On 5 October 2022, Kiviks Museum was granted membership inSDG AcademyCommunity of Practice, also as the first museum in Scandinavia. A condition for membership is accreditation in SDSN and a further application and review with Letter of Commitment. SDG Academy is the UN's flagship education for sustainable development, with the mission within SDSN to create and curate the best available education on sustainable development and make it available globally. The SDG Academy Community of Practice brings together educators worldwide in universities, civil society and business for peer exchange around education for sustainable development.

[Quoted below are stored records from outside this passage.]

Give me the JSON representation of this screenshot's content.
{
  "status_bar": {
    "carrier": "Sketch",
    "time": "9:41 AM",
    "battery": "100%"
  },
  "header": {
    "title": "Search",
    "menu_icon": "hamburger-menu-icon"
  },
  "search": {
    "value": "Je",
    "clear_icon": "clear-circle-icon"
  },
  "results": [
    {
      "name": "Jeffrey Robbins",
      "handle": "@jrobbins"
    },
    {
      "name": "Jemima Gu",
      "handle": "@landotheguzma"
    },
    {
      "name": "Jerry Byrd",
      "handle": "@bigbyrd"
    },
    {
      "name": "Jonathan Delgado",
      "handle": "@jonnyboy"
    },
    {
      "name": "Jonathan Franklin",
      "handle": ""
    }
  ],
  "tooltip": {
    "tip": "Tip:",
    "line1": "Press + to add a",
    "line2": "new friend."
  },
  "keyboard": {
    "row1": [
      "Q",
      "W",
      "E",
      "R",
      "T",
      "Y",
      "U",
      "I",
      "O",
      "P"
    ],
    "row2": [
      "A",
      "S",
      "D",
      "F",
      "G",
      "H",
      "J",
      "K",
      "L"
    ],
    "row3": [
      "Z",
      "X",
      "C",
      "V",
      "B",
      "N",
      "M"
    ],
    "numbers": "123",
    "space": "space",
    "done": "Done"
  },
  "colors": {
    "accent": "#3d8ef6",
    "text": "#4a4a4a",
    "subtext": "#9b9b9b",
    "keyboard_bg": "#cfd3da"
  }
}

Year 2019 was formedThe Nordic-Baltic Cooperation Council for Intangible Cultural Heritageat the Hanaholmen Conference Center in Helsinki, Finland. Kiviks Museum has had a regular board seat in the network since its formation. Within the network, we work to protect, document, spread knowledge about and research Nordic-Baltic intangible cultural heritage, such as dance, storytelling, crafts, traditions, etc. From our area, Kiviks Museum represents, among other thingsÅlakusten's cultural heritage associationas intangible cultural heritage. Among other things, the network makes study trips to each other, holds exchange conferences and has close cooperation withThe LIVIND projectwhich is run by, among other things, Finland's counterpart to the National Antiquities Authority in Sweden.
Furthermore, since March 2022, Kiviks Museum is Scandinavia's only museum representative in UNESCO's research council group on intangible cultural heritage, sustainability and tourism (Research Group on ICH & Sustainability). Within the group, we work together with about 15 other researchers from all over the world with applied research in the field and will produce descriptions of good safeguarding examples. On October 27, 2022, the research group together launched a brand new website about good examples ofsustainable tourism in world heritage.
Kiviks Museum - a center for applied cultural heritage research
Working in this way together with several global networks strengthens our institution's work, competence and knowledge transfer. Through the various accreditations and with the knowledge tools that are made available to us via both the SDG Academy and UNESCO, we can strengthen our ongoing work with research, education and information about the sustainability goals in schools, associations, companies, organizations, to the museum and archive industry and to our visitors. Through the various research group networks in sustainability, tourism and cultural heritage, and that we simultaneously represent both the archive and museum industry nationally and internationally, Kiviks Museum functions as a gateway for sustainability issues within cultural heritage and an ambassador for the importance of cultural heritage for sustainable development. Kiviks Museum will concretely become a center for applied cultural heritage research with an experimental method as a basis.